School Community Information, websites, leaflets and posters (general public information for the wider school community, eg: parents/carers, all staff, and other stakeholders.  Consider placing this information on the school website)

If you suspect it, report it – call the Anti-Terrorist Hotline – 0800 789 321

Use the Anti-Terrorist Hotline to report something suspicious or out-of-place, or if you’re unsure about someone’s behaviour or activities – your call could be vital to us, however unsure you may be. Trust your instincts.

A Textphone facility for people who are deaf or who have hearing difficulties is available on 0800 0324 539. Remember to always dial 999 in an emergency.

The Anti-Terrorist Hotline is open 24 hours a day, 365 days a year. All calls and information are treated in the strictest of confidence. All information received by the hotline is thoroughly investigated by specialist officers before any police action is considered.

Everyone has a role to play in fighting terrorism and the public are being encouraged to contact the confidential Anti-Terrorist Hotline on 0800 789 321 if they see any activity or behaviour they think is suspicious.

The threat to the UK from terrorism remains real and serious, and public vigilance and awareness is crucial in helping to create a hostile environment for terrorists. Just one piece of information could be vital in helping disrupt terrorist planning and, in turn, save lives.

Police want people to look out for the unusual – some activity or behaviour which strikes them as not quite right and out of place in their normal day-to-day lives, for example:

  • Terrorists need storage – Lock-ups, garages and sheds can all be used by terrorists to store equipment.
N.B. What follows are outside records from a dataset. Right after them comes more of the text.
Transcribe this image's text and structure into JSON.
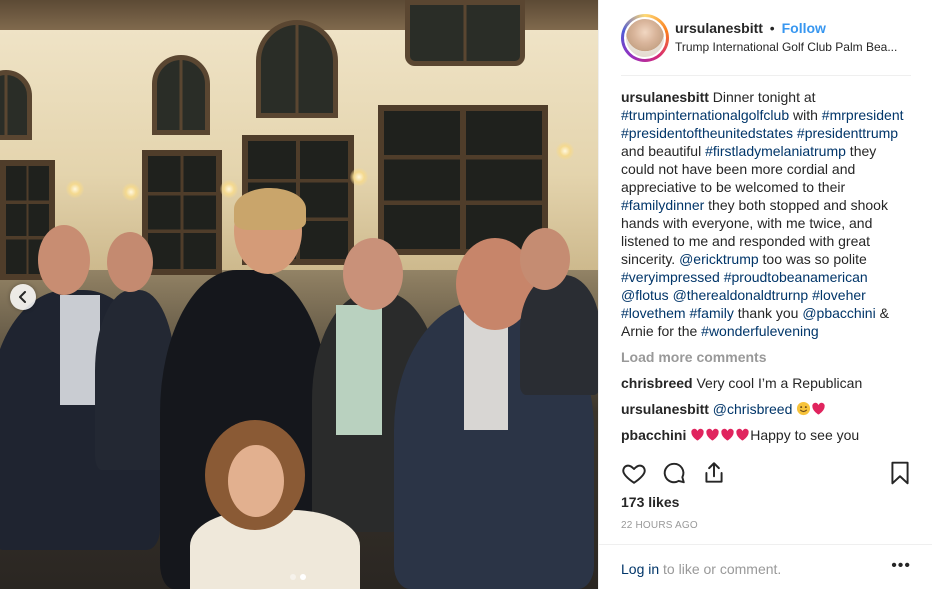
{
  "header": {
    "username": "ursulanesbitt",
    "separator": "•",
    "follow_label": "Follow",
    "location": "Trump International Golf Club Palm Bea..."
  },
  "caption": {
    "username": "ursulanesbitt",
    "segments": [
      {
        "text": "Dinner tonight at ",
        "tag": false
      },
      {
        "text": "#trumpinternationalgolfclub",
        "tag": true
      },
      {
        "text": " with ",
        "tag": false
      },
      {
        "text": "#mrpresident",
        "tag": true
      },
      {
        "text": " ",
        "tag": false
      },
      {
        "text": "#presidentoftheunitedstates",
        "tag": true
      },
      {
        "text": " ",
        "tag": false
      },
      {
        "text": "#presidenttrump",
        "tag": true
      },
      {
        "text": " and beautiful ",
        "tag": false
      },
      {
        "text": "#firstladymelaniatrump",
        "tag": true
      },
      {
        "text": " they could not have been more cordial and appreciative to be welcomed to their ",
        "tag": false
      },
      {
        "text": "#familydinner",
        "tag": true
      },
      {
        "text": " they both stopped and shook hands with everyone, with me twice, and listened to me and responded with great sincerity. ",
        "tag": false
      },
      {
        "text": "@ericktrump",
        "tag": true
      },
      {
        "text": " too was so polite ",
        "tag": false
      },
      {
        "text": "#veryimpressed",
        "tag": true
      },
      {
        "text": " ",
        "tag": false
      },
      {
        "text": "#proudtobeanamerican",
        "tag": true
      },
      {
        "text": " ",
        "tag": false
      },
      {
        "text": "@flotus",
        "tag": true
      },
      {
        "text": " ",
        "tag": false
      },
      {
        "text": "@therealdonaldtrurnp",
        "tag": true
      },
      {
        "text": " ",
        "tag": false
      },
      {
        "text": "#loveher",
        "tag": true
      },
      {
        "text": " ",
        "tag": false
      },
      {
        "text": "#lovethem",
        "tag": true
      },
      {
        "text": " ",
        "tag": false
      },
      {
        "text": "#family",
        "tag": true
      },
      {
        "text": " thank you ",
        "tag": false
      },
      {
        "text": "@pbacchini",
        "tag": true
      },
      {
        "text": " & Arnie for the ",
        "tag": false
      },
      {
        "text": "#wonderfulevening",
        "tag": true
      }
    ]
  },
  "load_more_label": "Load more comments",
  "comments": [
    {
      "username": "chrisbreed",
      "text": "Very cool I’m a Republican",
      "mention": "",
      "emojis": []
    },
    {
      "username": "ursulanesbitt",
      "text": "",
      "mention": "@chrisbreed",
      "emojis": [
        "smile-emoji",
        "heart-emoji"
      ]
    },
    {
      "username": "pbacchini",
      "text": "Happy to see you",
      "mention": "",
      "emojis": [
        "heart-emoji",
        "heart-emoji",
        "heart-emoji",
        "heart-emoji"
      ]
    }
  ],
  "likes": "173 likes",
  "timestamp": "22 HOURS AGO",
  "login": {
    "link": "Log in",
    "suffix": " to like or comment."
  },
  "more_label": "•••",
  "media": {
    "slide_count": 2,
    "active_slide": 2
  },
  "icons": {
    "like": "heart-icon",
    "comment": "comment-icon",
    "share": "share-icon",
    "save": "bookmark-icon",
    "prev": "chevron-left-icon"
  },
  "colors": {
    "link": "#003569",
    "follow": "#3897f0",
    "muted": "#999999",
    "text": "#262626",
    "heart": "#e0245e"
  }
}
Are you suspicious of anyone renting commercial property?
  • Terrorists use chemicals – Do you know someone buying large or unusual quantities of chemicals for no obvious reason?
  • Terrorists need funding – Cheque and credit card fraud are ways of generating cash. Have you seen any suspicious transactions?
  • Terrorists use multiple identities – Do you know someone with documents in different names for no obvious reason?
  • Terrorists need information – Do you know someone taking an interest in security, like CCTV cameras for no obvious reason?
  • Terrorists need transport – If you work in commercial vehicle hire or sales, has a sale or rental made you suspicious?
  • If you notice suspicious bags, behaviour or vehicles which pose an imminent threat, call 999 immediately.

Updates and changes


These pages are updated regularly and should be used as the main source of information.  Printed versions should be used with care as they can become out of date.